The issues at hand go even deeper because there is an inherent contradiction at the very centre of AI development under capitalism. This is because the “success” of AI is dependent on its capacity to return profits for the firms that use it, bringing a massive increase in the wealth of the oligarchs which own them. And that is determined by the number of jobs that can be eliminated. Those that do it are rewarded by Wall Street with a boost in their share price while those that do not face being eliminated.
Amid warnings by investors that 80 percent of all jobs could be done by AI within years, the initial numbers are in. In the first four months of this year American employers announced more than 300,000 job cuts with technology and AI cited as the main reason.
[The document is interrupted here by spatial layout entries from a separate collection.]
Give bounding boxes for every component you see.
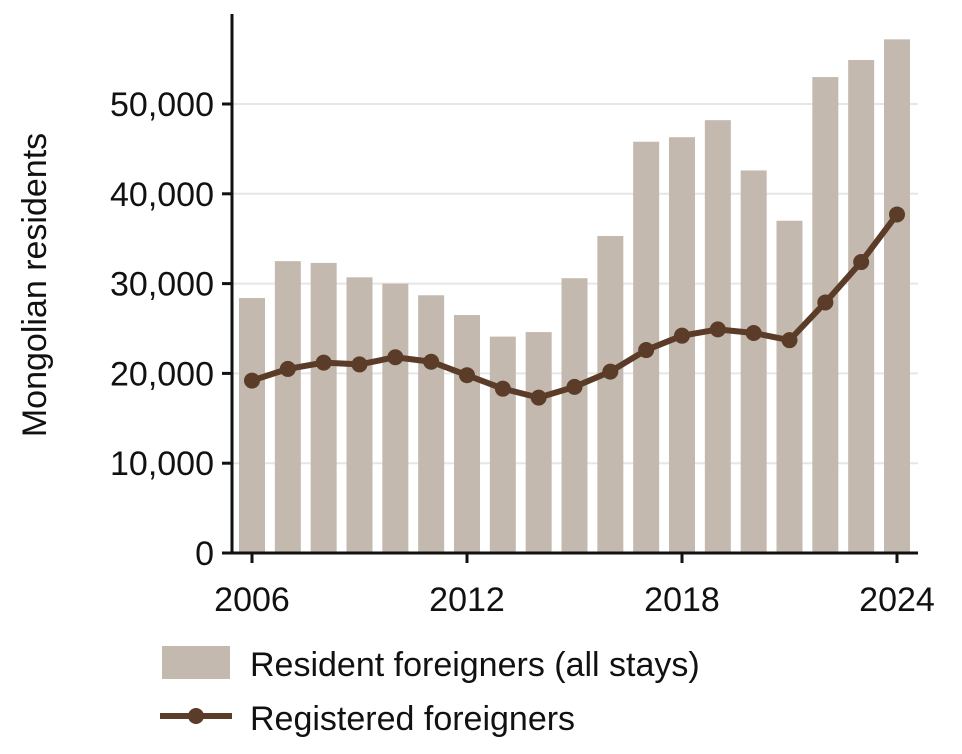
bar — [597, 236, 624, 554]
line-point — [674, 327, 690, 344]
line-point — [745, 324, 762, 341]
bar — [776, 220, 803, 554]
line-point — [387, 349, 404, 366]
line-point — [566, 378, 583, 395]
legend-label-line: Registered foreigners — [250, 700, 575, 738]
line-point — [244, 372, 260, 389]
y-axis-ticks: 0 10,000 20,000 30,000 40,000 50,000 — [110, 86, 232, 573]
x-tick-label: 2012 — [429, 581, 505, 619]
line-point — [351, 356, 368, 373]
bar — [454, 315, 480, 553]
line-point — [602, 363, 619, 380]
line-point — [423, 353, 440, 370]
bar — [525, 332, 552, 553]
bar — [740, 170, 767, 553]
line-series — [244, 206, 905, 406]
legend: Resident foreigners (all stays) Register… — [160, 646, 700, 738]
bar — [848, 59, 875, 554]
y-tick-label: 50,000 — [110, 86, 214, 124]
line-point — [494, 380, 511, 397]
y-axis-title: Mongolian residents — [16, 133, 54, 437]
line-point — [530, 389, 547, 406]
line-point — [638, 342, 655, 359]
line-point — [315, 354, 332, 371]
y-tick-label: 0 — [195, 535, 214, 573]
legend-label-bars: Resident foreigners (all stays) — [250, 646, 700, 684]
y-tick-label: 40,000 — [110, 176, 214, 214]
bar — [382, 283, 409, 553]
bar — [346, 277, 373, 553]
y-tick-label: 30,000 — [110, 266, 214, 304]
bar — [274, 261, 301, 553]
bar — [418, 295, 445, 553]
y-tick-label: 20,000 — [110, 355, 214, 393]
bar — [489, 336, 516, 553]
bar — [310, 262, 337, 553]
line-point — [459, 367, 475, 384]
x-tick-label: 2024 — [859, 581, 935, 619]
line-point — [853, 254, 870, 271]
bar — [884, 39, 910, 554]
line-point — [889, 206, 905, 223]
line-point — [817, 294, 834, 311]
x-tick-label: 2018 — [644, 581, 720, 619]
line-point — [709, 321, 726, 338]
y-tick-label: 10,000 — [110, 445, 214, 483]
legend-swatch-marker — [188, 708, 204, 724]
bar — [669, 137, 695, 553]
x-axis-ticks: 2006 2012 2018 2024 — [214, 553, 935, 619]
bar-series — [239, 39, 910, 554]
x-tick-label: 2006 — [214, 581, 290, 619]
line-point — [781, 332, 798, 349]
bar — [239, 297, 265, 553]
bar — [561, 278, 588, 553]
legend-swatch-bars — [162, 646, 230, 679]
line-point — [279, 360, 296, 377]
The argument is sometimes advanced that, as in the past, while technological developments destroy jobs, they will also create new ones, and that this will be the case with AI. What this argument ignores is that those “new” jobs will likely be able to be done by AI itself.
There is no question that AI is a massive development in the productivity of labour and lays the basis for a tremendous advancement for humankind. But for that to take place it must be freed from the destructive grip of the capitalist profit system through the taking of power by the working class and the reorganisation of the economy on new, socialist, foundations.
The frenzied boom on Wall Street and the growing indications of its direction is a warning that the political struggle by the working class to achieve this task is not something for the distant future but has become an urgent necessity.